Time went by, and when I was eighteen I still fit into the same cup size that I did when I was eleven years old. I finished high school and hadn’t gotten past the second date with a guy, knowing a large factor of this was because I had made myself so incredibly unavailable. I was terrified of being intimate with someone and taking off my shirt, way too afraid to expose my lack. I thought of how they would react when they would see me, the real me, a different body than they had expected to see.

At the end of my senior year, I found myself at the core of this isolating predicament. Half of me bullied myself for caring so much about such an incredibly unnecessary first world problem. I had an incredible childhood, but a lot of hard stuff also went down. My dad died, I got into a car accident where I hurt my shoulder and my swim career ended, I didn’t feel at all connected to the people I was about to graduate with, even thoughI spent every day with them. I had all these legitimate concerns...why the heck was I crying over my boobs?

The other half of me felt extremely desperate to fix this issue I was so obsessed with, which is when I decided to look into even more intense alternatives. I tried eating foods and taking supplements that claimed to make breasts grow. I did chest exercises and applied creams for enhancment, but nothing worked. Eventually, I began to fantasize about getting breast augmentation surgery. I researched dozens of articles and judged hundreds of before and after pictures. I read through all the precautions and picked apart all the reviews. I started logically musing about how I would make this happen. Could I actually make this happen?

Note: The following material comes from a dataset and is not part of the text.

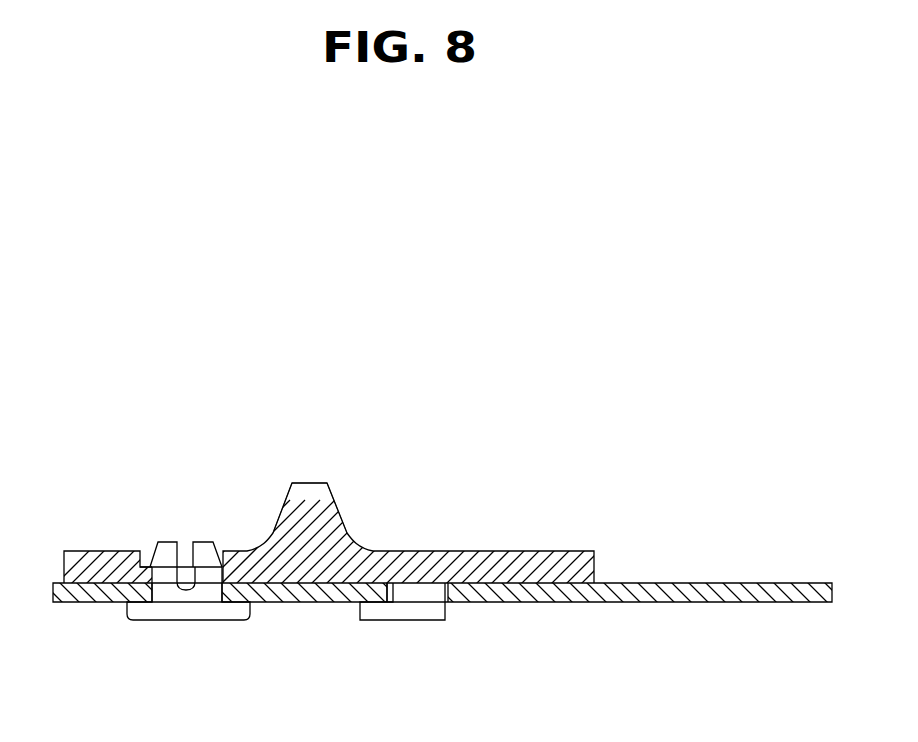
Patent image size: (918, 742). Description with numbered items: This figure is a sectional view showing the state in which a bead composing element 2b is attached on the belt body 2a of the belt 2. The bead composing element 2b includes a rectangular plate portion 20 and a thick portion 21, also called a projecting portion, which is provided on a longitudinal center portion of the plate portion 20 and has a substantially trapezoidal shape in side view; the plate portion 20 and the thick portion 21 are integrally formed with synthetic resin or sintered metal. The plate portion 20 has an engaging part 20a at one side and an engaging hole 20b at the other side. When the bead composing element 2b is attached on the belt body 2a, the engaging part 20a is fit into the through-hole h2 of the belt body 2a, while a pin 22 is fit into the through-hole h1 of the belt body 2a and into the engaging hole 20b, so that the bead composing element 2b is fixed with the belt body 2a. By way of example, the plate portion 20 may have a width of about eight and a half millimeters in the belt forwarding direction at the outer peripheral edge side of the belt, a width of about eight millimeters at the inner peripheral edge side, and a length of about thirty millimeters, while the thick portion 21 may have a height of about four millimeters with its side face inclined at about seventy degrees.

I knew I needed to be able to back everything up when I was going to tell my mom, so I made sure to find counters for all the rebuddles I thought she might make. When I finally shared with her a few weeks later, I was prepared to get ridiculed or judged for wanting something so incredibly shallow and against how I thought she had raised me. Her reaction, just as every other reaction my mother has ever had when it comes to my heart, was extremely supportive and completely compassionate. She helped me find the best doctor for the most reasonable price, and backed up every move I made so I wouldn’t get myself in trouble.

My first ever real adult purchase wasn’t a car, or a laptop, or concert tickets to Coachella. My first real adult purchase was a pair of boobs, and I made my mom and brother swear they wouldn’t tell a soul about my decision.